๐ช What is a Launch Window Calculator?
A launch window calculator determines the required angular alignment between a departure planet and a destination planet for a minimum-energy interplanetary transfer. For a Hohmann transfer (the standard two-burn, minimum-fuel trajectory), the spacecraft travels a half-ellipse from the source orbit to the target orbit in a fixed transit time. For the spacecraft to arrive at the target orbit at the same location as the target planet, the planet must be at a specific angular position relative to the spacecraft's departure point. That position is the departure phase angle, and this calculator computes it for any planet pair.

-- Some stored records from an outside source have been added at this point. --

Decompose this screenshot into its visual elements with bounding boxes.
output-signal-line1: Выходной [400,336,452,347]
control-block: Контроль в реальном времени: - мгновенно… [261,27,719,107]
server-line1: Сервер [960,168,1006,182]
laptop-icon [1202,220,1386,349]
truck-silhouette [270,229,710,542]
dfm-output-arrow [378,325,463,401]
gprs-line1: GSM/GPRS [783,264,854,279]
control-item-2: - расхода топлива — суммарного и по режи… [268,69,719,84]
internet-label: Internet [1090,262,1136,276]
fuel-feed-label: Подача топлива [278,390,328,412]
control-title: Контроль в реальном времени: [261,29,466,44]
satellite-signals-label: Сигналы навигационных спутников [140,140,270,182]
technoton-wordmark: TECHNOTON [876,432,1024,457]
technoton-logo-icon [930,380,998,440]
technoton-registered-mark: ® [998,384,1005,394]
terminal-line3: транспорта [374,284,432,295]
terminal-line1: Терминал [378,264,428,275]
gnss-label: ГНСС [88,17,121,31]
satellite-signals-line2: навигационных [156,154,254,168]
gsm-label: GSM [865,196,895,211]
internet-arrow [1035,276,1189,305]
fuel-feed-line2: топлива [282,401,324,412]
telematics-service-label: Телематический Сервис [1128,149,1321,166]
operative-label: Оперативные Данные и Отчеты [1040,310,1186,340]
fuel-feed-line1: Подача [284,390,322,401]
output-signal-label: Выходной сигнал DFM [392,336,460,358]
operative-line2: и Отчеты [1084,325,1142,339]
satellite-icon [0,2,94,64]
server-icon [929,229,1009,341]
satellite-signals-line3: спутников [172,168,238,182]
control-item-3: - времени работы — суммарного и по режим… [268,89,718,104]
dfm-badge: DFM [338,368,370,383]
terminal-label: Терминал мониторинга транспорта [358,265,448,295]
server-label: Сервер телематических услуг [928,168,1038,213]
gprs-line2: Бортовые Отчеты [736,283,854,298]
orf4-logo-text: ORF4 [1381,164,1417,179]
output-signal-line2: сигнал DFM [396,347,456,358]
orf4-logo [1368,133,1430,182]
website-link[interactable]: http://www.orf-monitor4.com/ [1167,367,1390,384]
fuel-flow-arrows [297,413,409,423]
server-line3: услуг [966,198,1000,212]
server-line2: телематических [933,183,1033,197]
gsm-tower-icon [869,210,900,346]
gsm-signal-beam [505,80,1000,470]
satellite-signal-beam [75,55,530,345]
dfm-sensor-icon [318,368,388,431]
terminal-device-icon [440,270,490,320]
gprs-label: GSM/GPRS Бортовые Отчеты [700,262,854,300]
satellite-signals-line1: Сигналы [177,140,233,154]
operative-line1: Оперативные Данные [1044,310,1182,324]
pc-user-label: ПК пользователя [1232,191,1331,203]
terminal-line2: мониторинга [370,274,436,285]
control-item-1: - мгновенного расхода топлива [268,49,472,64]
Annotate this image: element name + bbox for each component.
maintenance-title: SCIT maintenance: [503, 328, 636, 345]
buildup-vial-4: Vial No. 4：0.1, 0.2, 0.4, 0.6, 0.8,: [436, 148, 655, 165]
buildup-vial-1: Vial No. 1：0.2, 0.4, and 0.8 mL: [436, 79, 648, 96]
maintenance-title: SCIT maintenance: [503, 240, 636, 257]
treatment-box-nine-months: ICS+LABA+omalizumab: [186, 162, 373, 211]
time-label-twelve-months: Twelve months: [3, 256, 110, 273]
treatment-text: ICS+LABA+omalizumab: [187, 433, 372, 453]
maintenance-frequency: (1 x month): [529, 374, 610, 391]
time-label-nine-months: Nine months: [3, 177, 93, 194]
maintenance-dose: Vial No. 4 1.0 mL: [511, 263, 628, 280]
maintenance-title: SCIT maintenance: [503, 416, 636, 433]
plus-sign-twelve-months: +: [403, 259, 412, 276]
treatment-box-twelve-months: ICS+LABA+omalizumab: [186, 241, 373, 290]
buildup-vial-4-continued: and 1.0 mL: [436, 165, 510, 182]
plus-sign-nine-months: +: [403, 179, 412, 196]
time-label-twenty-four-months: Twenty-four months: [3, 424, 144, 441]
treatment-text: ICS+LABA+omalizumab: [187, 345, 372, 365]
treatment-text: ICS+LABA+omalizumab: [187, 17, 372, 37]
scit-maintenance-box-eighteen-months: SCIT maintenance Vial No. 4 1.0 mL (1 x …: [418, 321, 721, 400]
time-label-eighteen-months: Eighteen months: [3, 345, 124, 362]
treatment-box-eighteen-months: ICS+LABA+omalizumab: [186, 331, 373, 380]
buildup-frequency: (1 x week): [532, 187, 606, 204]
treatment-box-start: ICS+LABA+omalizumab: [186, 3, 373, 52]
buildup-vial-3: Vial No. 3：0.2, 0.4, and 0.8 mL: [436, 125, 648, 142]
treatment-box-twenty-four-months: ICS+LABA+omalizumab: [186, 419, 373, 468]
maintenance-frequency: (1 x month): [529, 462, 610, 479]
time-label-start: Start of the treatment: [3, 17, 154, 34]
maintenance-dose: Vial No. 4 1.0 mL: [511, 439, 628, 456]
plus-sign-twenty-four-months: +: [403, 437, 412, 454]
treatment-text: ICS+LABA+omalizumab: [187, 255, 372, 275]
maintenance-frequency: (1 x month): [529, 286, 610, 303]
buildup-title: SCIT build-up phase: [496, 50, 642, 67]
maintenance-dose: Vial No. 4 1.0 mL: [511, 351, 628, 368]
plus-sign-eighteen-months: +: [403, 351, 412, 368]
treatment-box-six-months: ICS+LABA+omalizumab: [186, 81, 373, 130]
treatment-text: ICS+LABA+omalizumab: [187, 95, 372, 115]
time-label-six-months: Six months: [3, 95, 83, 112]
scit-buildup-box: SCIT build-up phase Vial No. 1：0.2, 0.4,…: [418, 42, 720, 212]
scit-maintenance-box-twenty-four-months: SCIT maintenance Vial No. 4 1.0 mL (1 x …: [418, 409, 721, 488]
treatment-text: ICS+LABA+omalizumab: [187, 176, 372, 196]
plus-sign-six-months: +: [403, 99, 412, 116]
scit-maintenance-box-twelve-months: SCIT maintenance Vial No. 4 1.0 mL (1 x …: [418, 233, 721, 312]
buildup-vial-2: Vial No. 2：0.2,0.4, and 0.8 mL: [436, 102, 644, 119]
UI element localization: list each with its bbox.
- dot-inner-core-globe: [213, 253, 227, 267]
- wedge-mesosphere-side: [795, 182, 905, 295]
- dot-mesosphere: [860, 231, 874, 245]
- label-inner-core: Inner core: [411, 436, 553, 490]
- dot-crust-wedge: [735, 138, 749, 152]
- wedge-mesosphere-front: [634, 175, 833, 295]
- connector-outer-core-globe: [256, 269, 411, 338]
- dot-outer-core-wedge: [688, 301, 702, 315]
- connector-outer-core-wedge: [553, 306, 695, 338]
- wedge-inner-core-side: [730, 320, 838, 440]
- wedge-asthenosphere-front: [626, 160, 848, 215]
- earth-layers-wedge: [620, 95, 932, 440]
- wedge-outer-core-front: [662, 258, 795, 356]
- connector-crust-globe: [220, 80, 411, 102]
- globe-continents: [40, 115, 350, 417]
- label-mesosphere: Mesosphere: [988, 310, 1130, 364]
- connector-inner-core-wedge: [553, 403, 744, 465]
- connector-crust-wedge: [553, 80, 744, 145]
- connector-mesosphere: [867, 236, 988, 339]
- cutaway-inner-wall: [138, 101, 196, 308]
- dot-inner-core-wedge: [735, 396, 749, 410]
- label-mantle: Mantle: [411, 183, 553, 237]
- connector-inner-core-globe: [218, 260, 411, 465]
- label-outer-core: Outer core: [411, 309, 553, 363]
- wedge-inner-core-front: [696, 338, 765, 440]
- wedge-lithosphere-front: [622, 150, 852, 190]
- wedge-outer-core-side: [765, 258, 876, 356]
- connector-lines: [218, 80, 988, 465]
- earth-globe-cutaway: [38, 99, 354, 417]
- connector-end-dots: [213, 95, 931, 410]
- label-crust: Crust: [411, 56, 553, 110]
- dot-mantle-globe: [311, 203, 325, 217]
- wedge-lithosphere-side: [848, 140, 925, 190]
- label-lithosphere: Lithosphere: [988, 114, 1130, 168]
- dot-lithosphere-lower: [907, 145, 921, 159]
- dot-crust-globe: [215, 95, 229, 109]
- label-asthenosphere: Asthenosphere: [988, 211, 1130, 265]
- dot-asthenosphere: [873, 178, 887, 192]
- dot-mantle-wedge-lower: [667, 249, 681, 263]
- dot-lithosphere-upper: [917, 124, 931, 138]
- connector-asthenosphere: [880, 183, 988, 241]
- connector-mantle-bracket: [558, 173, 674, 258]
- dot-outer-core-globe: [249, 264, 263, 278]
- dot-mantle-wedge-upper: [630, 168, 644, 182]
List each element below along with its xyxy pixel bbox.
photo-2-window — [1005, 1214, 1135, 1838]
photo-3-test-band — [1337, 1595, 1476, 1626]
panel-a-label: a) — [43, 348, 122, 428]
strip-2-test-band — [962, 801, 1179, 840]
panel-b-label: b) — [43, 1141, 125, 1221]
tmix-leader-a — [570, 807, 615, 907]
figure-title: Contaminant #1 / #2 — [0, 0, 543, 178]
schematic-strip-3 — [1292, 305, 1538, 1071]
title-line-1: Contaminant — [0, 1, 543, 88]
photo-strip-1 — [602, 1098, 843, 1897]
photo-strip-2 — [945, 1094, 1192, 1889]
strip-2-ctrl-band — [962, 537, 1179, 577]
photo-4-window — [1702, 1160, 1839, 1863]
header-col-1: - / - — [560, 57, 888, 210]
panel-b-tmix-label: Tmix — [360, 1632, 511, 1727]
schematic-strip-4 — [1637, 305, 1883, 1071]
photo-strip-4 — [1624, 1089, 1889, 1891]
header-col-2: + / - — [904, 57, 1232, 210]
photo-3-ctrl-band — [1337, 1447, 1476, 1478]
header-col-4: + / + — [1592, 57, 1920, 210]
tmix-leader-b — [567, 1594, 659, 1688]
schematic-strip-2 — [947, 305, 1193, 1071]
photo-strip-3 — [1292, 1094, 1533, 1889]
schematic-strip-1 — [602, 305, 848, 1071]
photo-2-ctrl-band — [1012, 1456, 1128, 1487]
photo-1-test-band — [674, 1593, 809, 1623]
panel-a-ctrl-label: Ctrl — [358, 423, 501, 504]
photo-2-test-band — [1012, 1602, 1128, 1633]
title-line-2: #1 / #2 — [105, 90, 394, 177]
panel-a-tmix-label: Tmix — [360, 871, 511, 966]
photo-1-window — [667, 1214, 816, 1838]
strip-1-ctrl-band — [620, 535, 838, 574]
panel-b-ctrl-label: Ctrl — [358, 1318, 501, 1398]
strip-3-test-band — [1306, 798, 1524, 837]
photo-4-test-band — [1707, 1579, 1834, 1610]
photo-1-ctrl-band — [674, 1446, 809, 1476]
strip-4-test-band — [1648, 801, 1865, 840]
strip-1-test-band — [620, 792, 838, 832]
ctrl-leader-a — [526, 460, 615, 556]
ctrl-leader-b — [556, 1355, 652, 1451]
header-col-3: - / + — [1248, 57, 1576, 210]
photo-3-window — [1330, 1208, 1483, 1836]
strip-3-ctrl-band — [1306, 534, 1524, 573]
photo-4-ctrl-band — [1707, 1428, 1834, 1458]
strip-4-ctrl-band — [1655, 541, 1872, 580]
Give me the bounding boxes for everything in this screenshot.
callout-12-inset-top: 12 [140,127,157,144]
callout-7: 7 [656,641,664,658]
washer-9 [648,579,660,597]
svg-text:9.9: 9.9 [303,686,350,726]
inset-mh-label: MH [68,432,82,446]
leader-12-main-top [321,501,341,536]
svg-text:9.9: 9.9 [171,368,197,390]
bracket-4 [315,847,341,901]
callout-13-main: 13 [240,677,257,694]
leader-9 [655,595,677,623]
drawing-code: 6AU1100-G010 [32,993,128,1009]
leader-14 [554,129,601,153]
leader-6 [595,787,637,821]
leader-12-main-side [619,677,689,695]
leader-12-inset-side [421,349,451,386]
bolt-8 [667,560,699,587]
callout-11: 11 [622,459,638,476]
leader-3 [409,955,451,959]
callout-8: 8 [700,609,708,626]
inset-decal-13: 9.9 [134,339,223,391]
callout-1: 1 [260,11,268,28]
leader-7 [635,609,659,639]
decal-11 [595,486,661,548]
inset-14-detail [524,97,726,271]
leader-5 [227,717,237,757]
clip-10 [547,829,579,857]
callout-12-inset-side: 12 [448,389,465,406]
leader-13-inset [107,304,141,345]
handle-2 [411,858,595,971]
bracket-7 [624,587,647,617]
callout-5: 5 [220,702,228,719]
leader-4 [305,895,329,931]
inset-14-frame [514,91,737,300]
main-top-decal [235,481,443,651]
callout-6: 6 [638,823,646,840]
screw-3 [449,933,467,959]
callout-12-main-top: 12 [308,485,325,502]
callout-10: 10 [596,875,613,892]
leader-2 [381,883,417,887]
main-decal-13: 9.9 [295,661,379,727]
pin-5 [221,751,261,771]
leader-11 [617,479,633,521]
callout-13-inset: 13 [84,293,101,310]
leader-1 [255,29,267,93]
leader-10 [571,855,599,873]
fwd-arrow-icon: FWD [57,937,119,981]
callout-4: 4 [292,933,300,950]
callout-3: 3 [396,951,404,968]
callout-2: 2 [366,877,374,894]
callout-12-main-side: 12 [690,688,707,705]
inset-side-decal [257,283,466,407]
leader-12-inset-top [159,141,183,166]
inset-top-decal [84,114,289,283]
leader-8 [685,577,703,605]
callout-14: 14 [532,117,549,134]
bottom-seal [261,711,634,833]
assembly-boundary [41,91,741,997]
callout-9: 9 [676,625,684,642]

The concept governs every interplanetary mission. NASA's Mars Science Laboratory (Curiosity) launched on November 26, 2011 and arrived on August 6, 2012 because that departure date placed Mars at approximately 44 degrees ahead of Earth in its orbit, close to the Hohmann minimum. Voyager 1 and Voyager 2 exploited a rare outer planet alignment in the late 1970s that reduced the total delta-v required to visit Jupiter, Saturn, Uranus, and Neptune using gravity assists. Whether planning a simple two-planet hop or a gravity-assist tour, the phase angle determines whether a departure date is physically viable at the given delta-v budget.
The synodic period is equally important. It tells mission planners how long they must wait between successive launch windows. For Earth to Mars, the synodic period is approximately 780 days (about 26 months), meaning a missed launch window costs over two years of delay and often millions of dollars in standby and recertification costs. For Earth to Venus, the synodic period is about 584 days (19 months). For Earth to Jupiter it is only 399 days (about 13 months), making Jupiter transfers more forgiving in scheduling even though the journey takes nearly three years.
This calculator supports two modes. Phase Angle mode computes the required departure phase angle, Hohmann transfer time, total heliocentric delta-v, and synodic period for any source-to-target planet combination. Synodic Period mode focuses on launch window frequency, computing the synodic period in days and years and estimating how many windows occur per decade. Both modes accept custom AU and period inputs for asteroids, comets, Lagrange-point objects, and hypothetical orbits beyond Neptune.